|
Approved Amount - The amount of the charge that a payer will consider in calculating benefits. (Under Medicare, also called "Medicare Allowable Charge")
Co-insurance - The percent of the approved charge that you have to pay after you pay your plan's deductible.
Co-payment - A type of cost sharing whereby the insured person pays a specified flat amount per unit of service or unit of time (e.g., $10 per visit, $25 per inpatient hospital day), with the insurer paying the balance.
Deductible - The amount you must pay before your carrier begins to pay each benefit period or each benefit year.
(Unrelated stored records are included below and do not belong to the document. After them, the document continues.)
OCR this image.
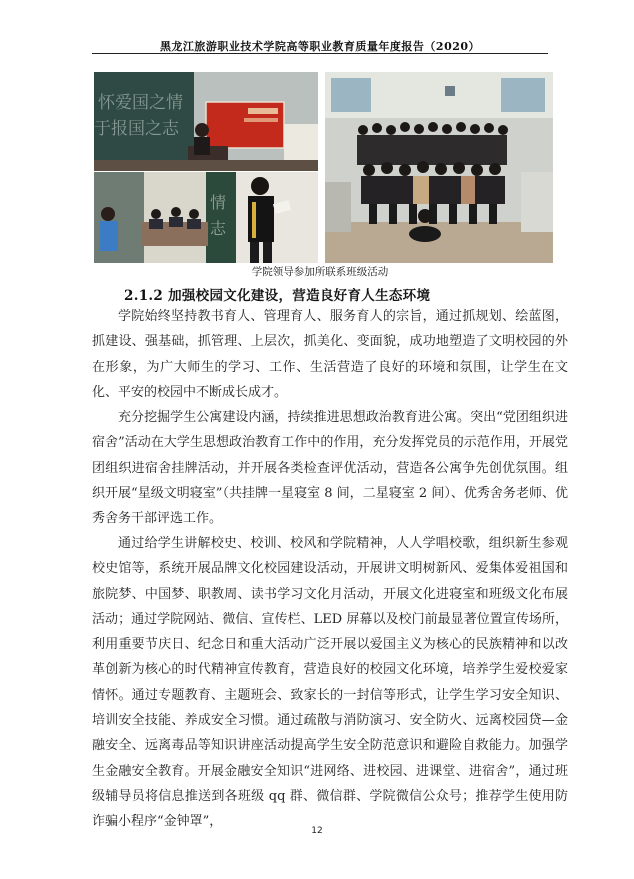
黑龙江旅游职业技术学院高等职业教育质量年度报告（2020）
怀爱国之情
于报国之志
情
志
学院领导参加所联系班级活动
2.1.2 加强校园文化建设，营造良好育人生态环境

学院始终坚持教书育人、管理育人、服务育人的宗旨，通过抓规划、绘蓝图，抓建设、强基础，抓管理、上层次，抓美化、变面貌，成功地塑造了文明校园的外在形象，为广大师生的学习、工作、生活营造了良好的环境和氛围，让学生在文化、平安的校园中不断成长成才。

充分挖掘学生公寓建设内涵，持续推进思想政治教育进公寓。突出“党团组织进宿舍”活动在大学生思想政治教育工作中的作用，充分发挥党员的示范作用，开展党团组织进宿舍挂牌活动，并开展各类检查评优活动，营造各公寓争先创优氛围。组织开展“星级文明寝室”（共挂牌一星寝室 8 间，二星寝室 2 间）、优秀舍务老师、优秀舍务干部评选工作。

通过给学生讲解校史、校训、校风和学院精神，人人学唱校歌，组织新生参观校史馆等，系统开展品牌文化校园建设活动，开展讲文明树新风、爱集体爱祖国和旅院梦、中国梦、职教周、读书学习文化月活动，开展文化进寝室和班级文化布展活动；通过学院网站、微信、宣传栏、LED 屏幕以及校门前最显著位置宣传场所，利用重要节庆日、纪念日和重大活动广泛开展以爱国主义为核心的民族精神和以改革创新为核心的时代精神宣传教育，营造良好的校园文化环境，培养学生爱校爱家情怀。通过专题教育、主题班会、致家长的一封信等形式，让学生学习安全知识、培训安全技能、养成安全习惯。通过疏散与消防演习、安全防火、远离校园贷—金融安全、远离毒品等知识讲座活动提高学生安全防范意识和避险自救能力。加强学生金融安全教育。开展金融安全知识“进网络、进校园、进课堂、进宿舍”，通过班级辅导员将信息推送到各班级 qq 群、微信群、学院微信公众号；推荐学生使用防诈骗小程序“金钟罩”，

12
Managed Care Plans - Managed care plans involve a group of doctors and hospitals who have agreed to provide care to beneficiaries in exchange for a fixed amount of money every month.
Medical Savings Account - A health plan option made up of two parts. One part is a HealthCare Insurance Policy with a high deductible. The other part is a special savings account, called a Health Savings Account (HAS) or Medical Savings Account (MSA).
Original Medicare Plan - The traditional pay-per-visit arrangement that covers Part A and Part B services.
Private Fee-for-Service Plan - A private insurance plan that accepts members.
Referral - Authorization from your primary care doctor to see a certain specialist or receive certain services.
Medicare Supplemental Insurance Policy - Many private insurance companies sell Medicare Supplemental Insurance policies that pay for additional noncovered services.
Urgent Care - Unexpected illness or injury that needs immediate medical attention, but is not life threatening.